Trockenmauern als Lebensräume

Unvermörtelte Trockenmauer aus Feldsteinen
Trockenmauer aus Feldsteinen

Mauern aus Natursteinen erfreuen sich in Gärten einer sehr großen Beliebtheit. Sind die einzelnen Steine dabei mit Mörtel verfugt, ist eine solche Mauer zwar schön anzusehen, für Tiere und Pflanzen jedoch eher eine hinderliche Barriere. Ein ökologisch wertvoller Lebensraum wird sie indes, wenn man die Steine trocken und lose, also ohne einen Verbundstoff, aufeinander schichtet. Auf diese Weise entstehen Hohlräume unterschiedlicher Größe, die verschiedenen Tieren Unterschlupf, Lebensraum, Nist- und Brutplätze bieten.

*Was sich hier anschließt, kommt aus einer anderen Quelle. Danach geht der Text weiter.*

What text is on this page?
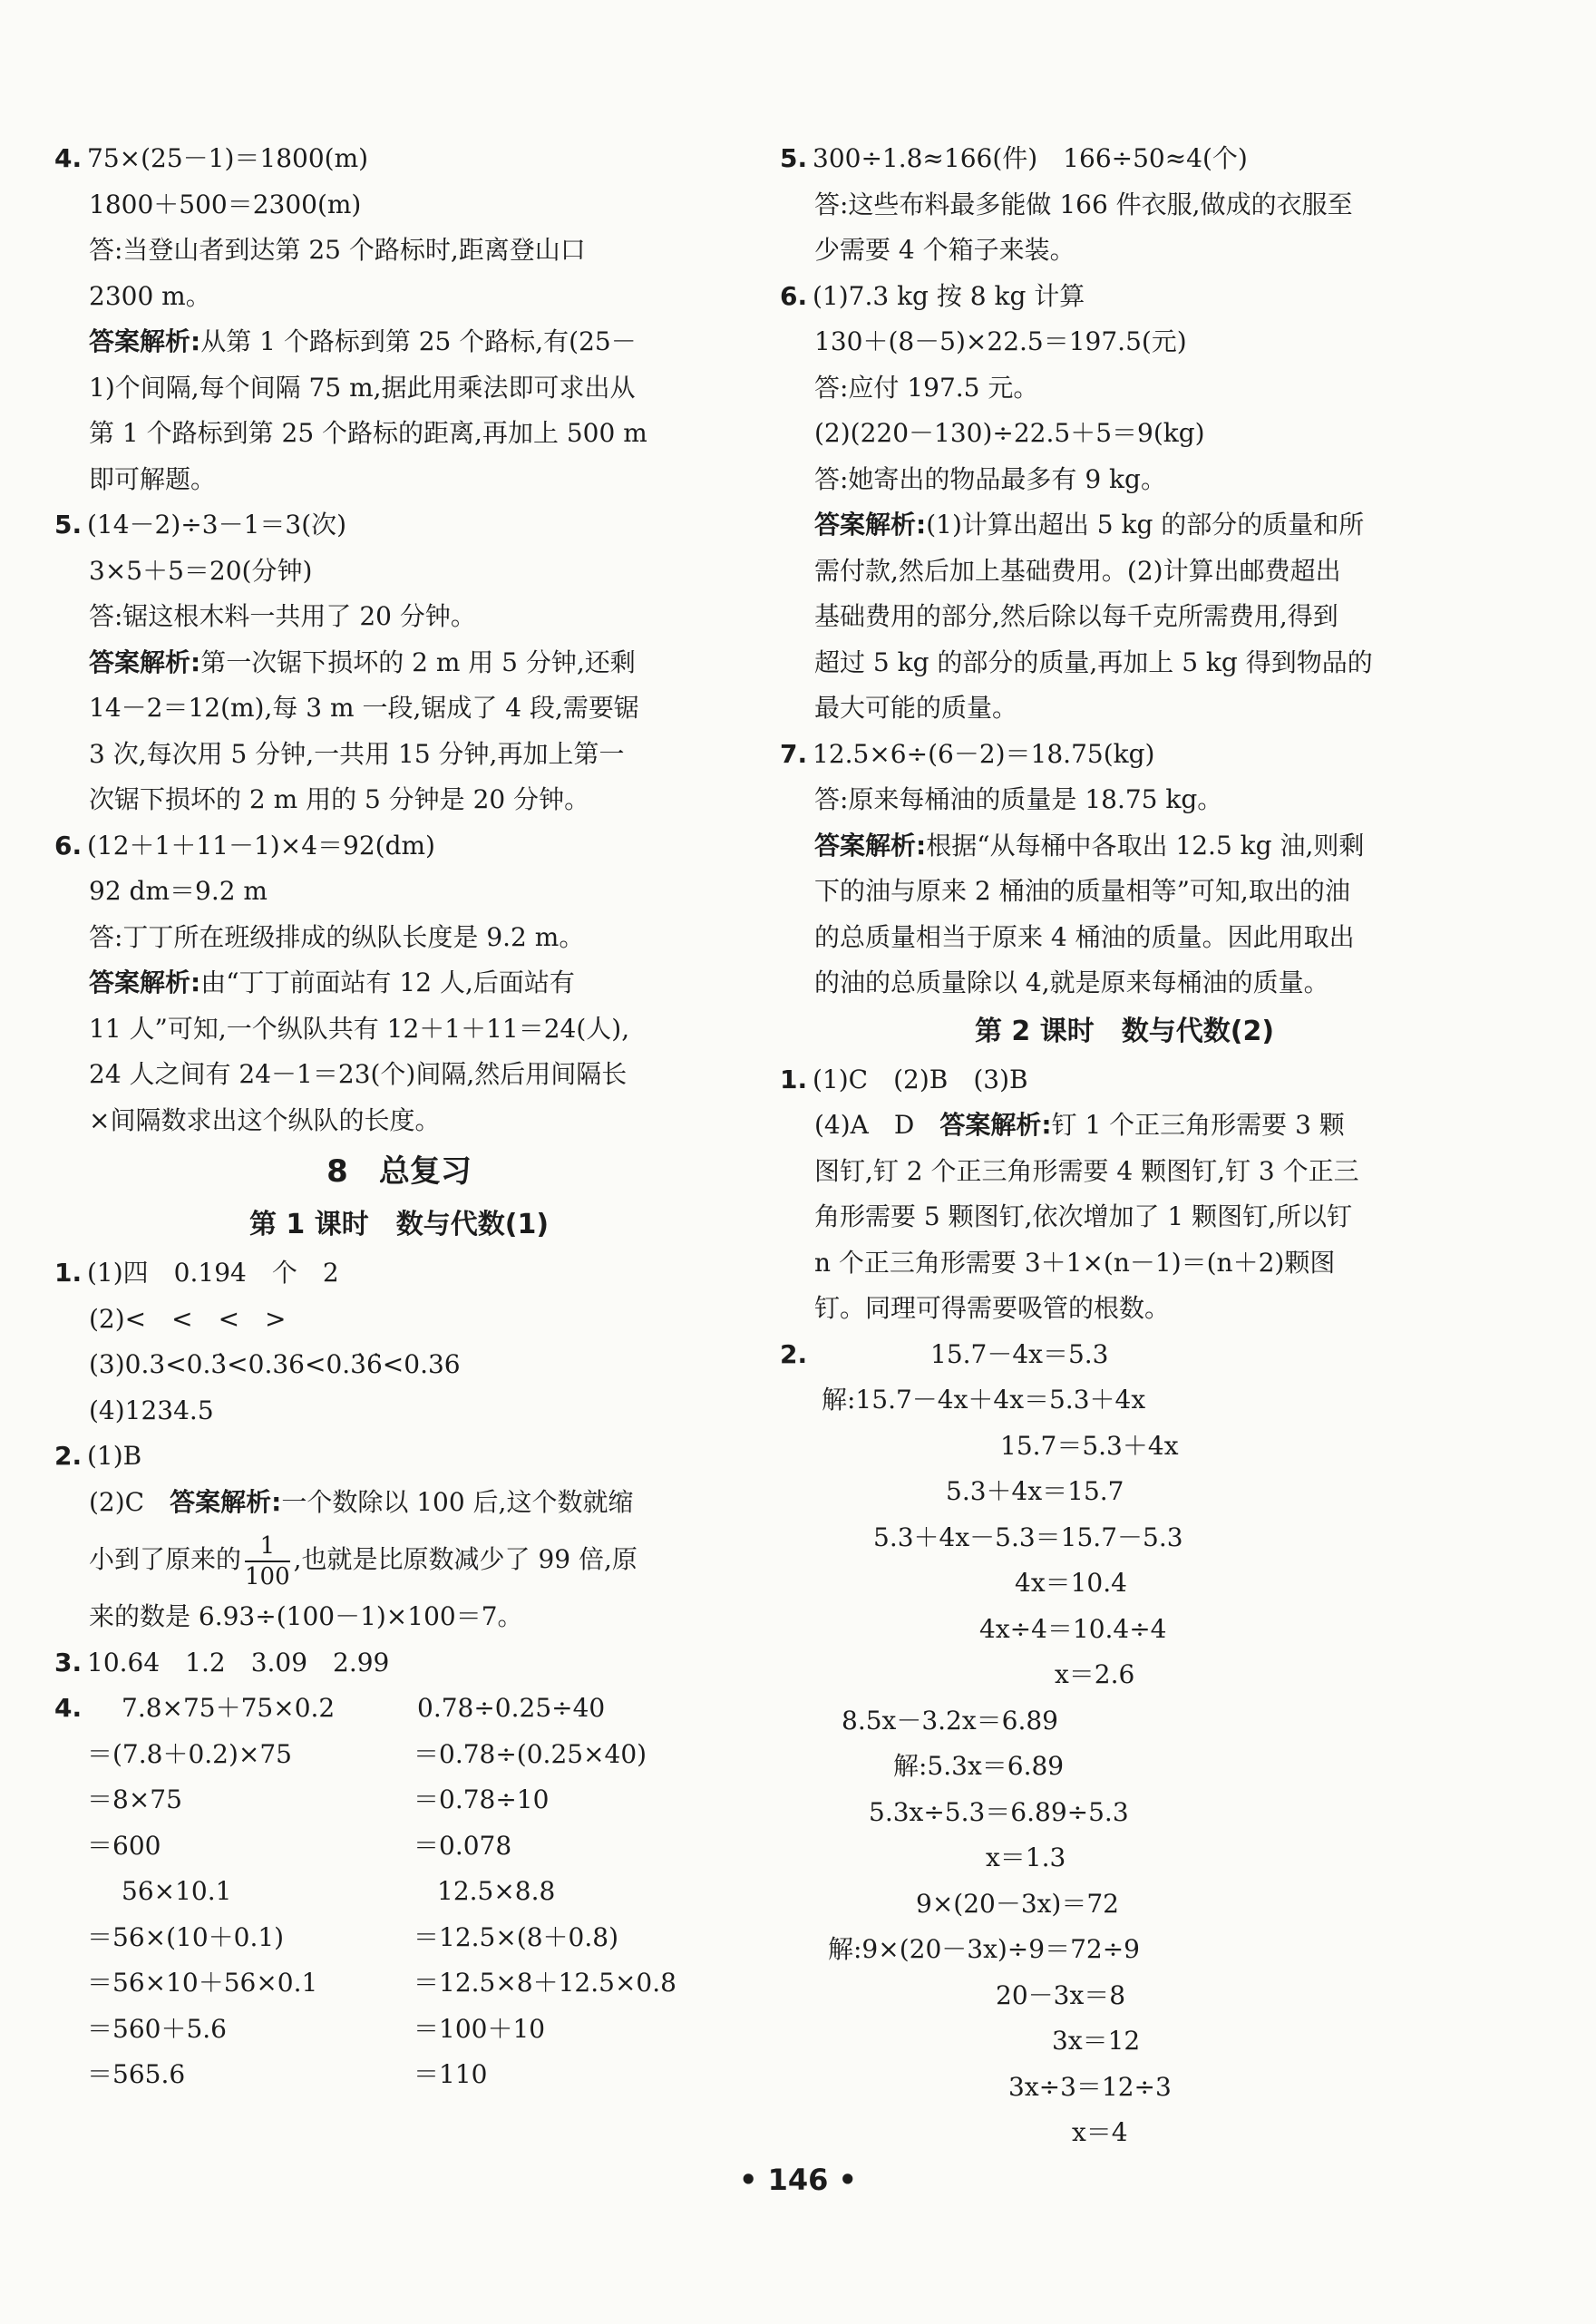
4. 75×(25－1)＝1800(m)
1800＋500＝2300(m)
答:当登山者到达第 25 个路标时,距离登山口
2300 m。
答案解析:从第 1 个路标到第 25 个路标,有(25－
1)个间隔,每个间隔 75 m,据此用乘法即可求出从
第 1 个路标到第 25 个路标的距离,再加上 500 m
即可解题。
5. (14－2)÷3－1＝3(次)
3×5＋5＝20(分钟)
答:锯这根木料一共用了 20 分钟。
答案解析:第一次锯下损坏的 2 m 用 5 分钟,还剩
14－2＝12(m),每 3 m 一段,锯成了 4 段,需要锯
3 次,每次用 5 分钟,一共用 15 分钟,再加上第一
次锯下损坏的 2 m 用的 5 分钟是 20 分钟。
6. (12＋1＋11－1)×4＝92(dm)
92 dm＝9.2 m
答:丁丁所在班级排成的纵队长度是 9.2 m。
答案解析:由“丁丁前面站有 12 人,后面站有
11 人”可知,一个纵队共有 12＋1＋11＝24(人),
24 人之间有 24－1＝23(个)间隔,然后用间隔长
×间隔数求出这个纵队的长度。
8　总复习
第 1 课时　数与代数(1)
1. (1)四　0.194　个　2
(2)<　<　<　>
(3)0.3<0.3̇<0.36<0.3̇6̇<0.36
(4)1234.5
2. (1)B
(2)C　 答案解析:一个数除以 100 后,这个数就缩
小到了原来的 $\frac{1}{100}$ ,也就是比原数减少了 99 倍,原
来的数是 6.93÷(100－1)×100＝7。
3. 10.64　1.2　3.09　2.99
4. 7.8×75＋75×0.2	0.78÷0.25÷40
＝(7.8＋0.2)×75	＝0.78÷(0.25×40)
＝8×75	＝0.78÷10
＝600	＝0.078
56×10.1	12.5×8.8
＝56×(10＋0.1)	＝12.5×(8＋0.8)
＝56×10＋56×0.1	＝12.5×8＋12.5×0.8
＝560＋5.6	＝100＋10
＝565.6	＝110
5. 300÷1.8≈166(件)　166÷50≈4(个)
答:这些布料最多能做 166 件衣服,做成的衣服至
少需要 4 个箱子来装。
6. (1)7.3 kg 按 8 kg 计算
130＋(8－5)×22.5＝197.5(元)
答:应付 197.5 元。
(2)(220－130)÷22.5＋5＝9(kg)
答:她寄出的物品最多有 9 kg。
答案解析:(1)计算出超出 5 kg 的部分的质量和所
需付款,然后加上基础费用。(2)计算出邮费超出
基础费用的部分,然后除以每千克所需费用,得到
超过 5 kg 的部分的质量,再加上 5 kg 得到物品的
最大可能的质量。
7. 12.5×6÷(6－2)＝18.75(kg)
答:原来每桶油的质量是 18.75 kg。
答案解析:根据“从每桶中各取出 12.5 kg 油,则剩
下的油与原来 2 桶油的质量相等”可知,取出的油
的总质量相当于原来 4 桶油的质量。因此用取出
的油的总质量除以 4,就是原来每桶油的质量。
第 2 课时　数与代数(2)
1. (1)C　(2)B　(3)B
(4)A　D　答案解析:钉 1 个正三角形需要 3 颗
图钉,钉 2 个正三角形需要 4 颗图钉,钉 3 个正三
角形需要 5 颗图钉,依次增加了 1 颗图钉,所以钉
n 个正三角形需要 3＋1×(n－1)＝(n＋2)颗图
钉。同理可得需要吸管的根数。
2.	15.7－4x＝5.3
解:15.7－4x＋4x＝5.3＋4x
15.7＝5.3＋4x
5.3＋4x＝15.7
5.3＋4x－5.3＝15.7－5.3
4x＝10.4
4x÷4＝10.4÷4
x＝2.6
8.5x－3.2x＝6.89
解:5.3x＝6.89
5.3x÷5.3＝6.89÷5.3
x＝1.3
9×(20－3x)＝72
解:9×(20－3x)÷9＝72÷9
20－3x＝8
3x＝12
3x÷3＝12÷3
x＝4
• 146 •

Neben zahlreichen Insekten nutzen vor allem Reptilien wie Blindschleichen, Zaun-, Mauer- und Waldeidechsen die Hohlräume und Ritzen als Verstecke. Auf den sonnenbeschienen Steinen können sie zudem schnell ihre Körpertemperatur aufwärmen, um anschließend auf die Jagd zu gehen.

 

Eine Trockenmauer ist auch ein idealer Ort für viele, sehr attraktive trocken- und hitzetolerante Pflanzenarten. Außer für ein paar extreme Spezialisten wie den Mauerpfeffer reicht es meist jedoch nicht, ein wenig Erde in die Ritzen zu stopfen und die Pflanzen dort einzusetzen. Hier würden sie im Hochsommer schnell vertrocknen. Bei einer einseitigen Mauer, die als Begrenzung für einen Erdwall dient (siehe Bild oben), kann die Pflanzstelle beim Bau ganz einfach so geplant werden, dass sie Kontakt zum dahinter liegenden Erdreich hat. Hier hinein können die Mauerpflanzen wurzeln und längeren Trockenphasen besser standhalten. Teppiche und Polster bildende Pflanzen können auch in die Erde hinter der Oberkante eingesetzt werden und die Mauer von oben bewachsen.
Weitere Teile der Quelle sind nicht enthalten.